Na avaliação do analista da Wintrade, Filipe Villegas, o segmento de renda variável (ações) "espanta" o investidor pessoa física desde 2010. "A realidade é que o mercado de ações não está muito bom há bastante tempo", constata.
Em linha semelhante, Raimundo Magliano Neto, diretor da corretora Magliano, lembra que no período entre 2002 e 2008, essas instituições focaram seus esforços no boom de IPOs [ofertas primárias de ações]. "No boom de IPOs, o investidor ganhava dinheiro em qualquer oferta, hoje essa realidade mudou. É preciso fazer uma seleção [de papéis] muito minuciosa para preservar o capital", disse.

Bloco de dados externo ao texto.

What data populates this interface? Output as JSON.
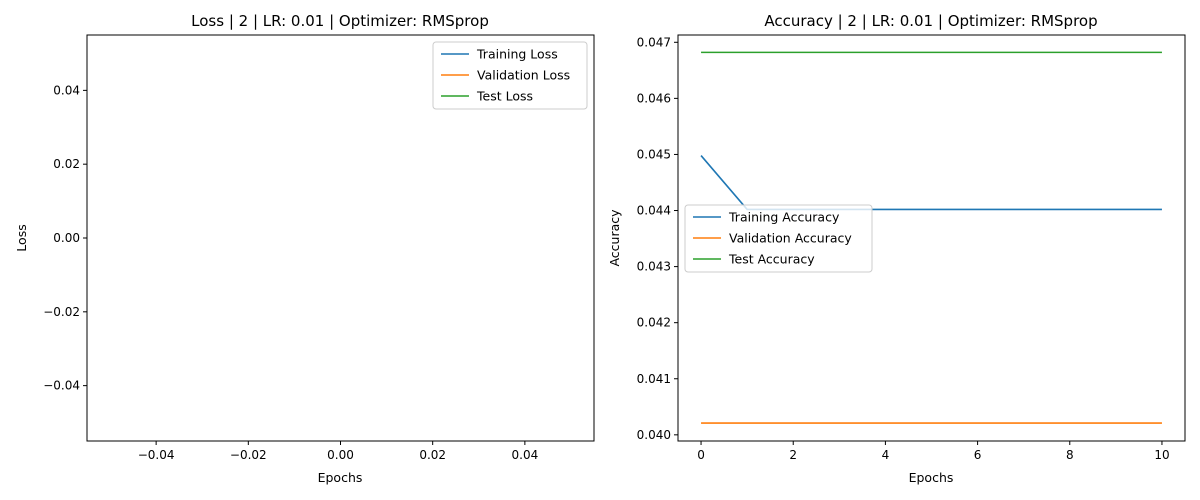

Segundo Magliano, passados esses anos dourados do segmento de renda variável, as corretoras de valores tiveram que se reorganizar. "Tivemos que cortar custos e diversificar os negócios", disse.
Nesse processo de migração, Magliano conta que as corretoras tiveram que investir em plataformas de renda fixa e passar a distribuir produtos como certificados de depósito bancário (CDBs), letras de crédito imobiliário (LCIs), letras de crédito do agronegócio (LCAs), letras de câmbio (LCs) e títulos públicos do Tesouro.
"Hoje um terço da minha receita vem da renda fixa, um terço da administração e gestão de fundos de investimentos e apenas um terço do mercado de ações", exemplificou.
Magliano também contou que sua corretora teve que dedicar-se a um determinado público. "Estamos atendendo somente investidores qualificados. Tem corretora que só irá atender o varejo, outras só vão fazer home broker [operações pela Internet]. Não dá para fazer tudo. As corretoras terão que especializar-se em nichos de mercado", apontou.
Nessa nova fase, o diretor disse que diminuiu custos com tecnologia. "Estamos no modelo PN [participante de negociação da BM&FBovespa] que tem menores custos, e outra corretora plena [PNP], a Plural, nos atende em tecnologia", diz.
Magliano Neto aponta que o processo de consolidação do mercado ainda está em curso. "Hoje é um mercado muito pequeno. Ainda há espaço para fusões e aquisições", aponta.
Outra corretora do varejo de ações que passou por um processo de transformação foi a Easynvest. "A renda fixa já representa mais de 50% das receitas. Há um ano, tínhamos R$ 300 milhões em custódia, a gente cresceu e agora são R$ 2 bilhões", diz o sócio-diretor da Easynvest, Marcio Cardoso.
A diversificação foi feita por meio de investimentos em tecnologia e marketing. "Se precisa estar atualizado e gastar apenas o essencial. É um processo que não termina", diz.
Cardoso aponta que no futuro haverá casas menores, mas com margens melhores. "Haverá corretoras pequenas mas que atendem bem como boutiques de investimentos. Hoje ainda tem muita corretora para o tamanho [menor] do mercado de ações", afirmou.
Para Villegas, da Wintrade, o que possibilitou a mudança nas atividades das corretoras foi o início do ciclo de alta da taxa Selic em abril de 2013 e a cobertura do Fundo Garantidor de Crédito (FGC). "A política monetária tornou as aplicações em renda fixa mais rentáveis", observou. Outro fator segundo o analista foi o avanço da educação financeira nas corretoras. "A maior parte dos cursos são gratuitos", diz.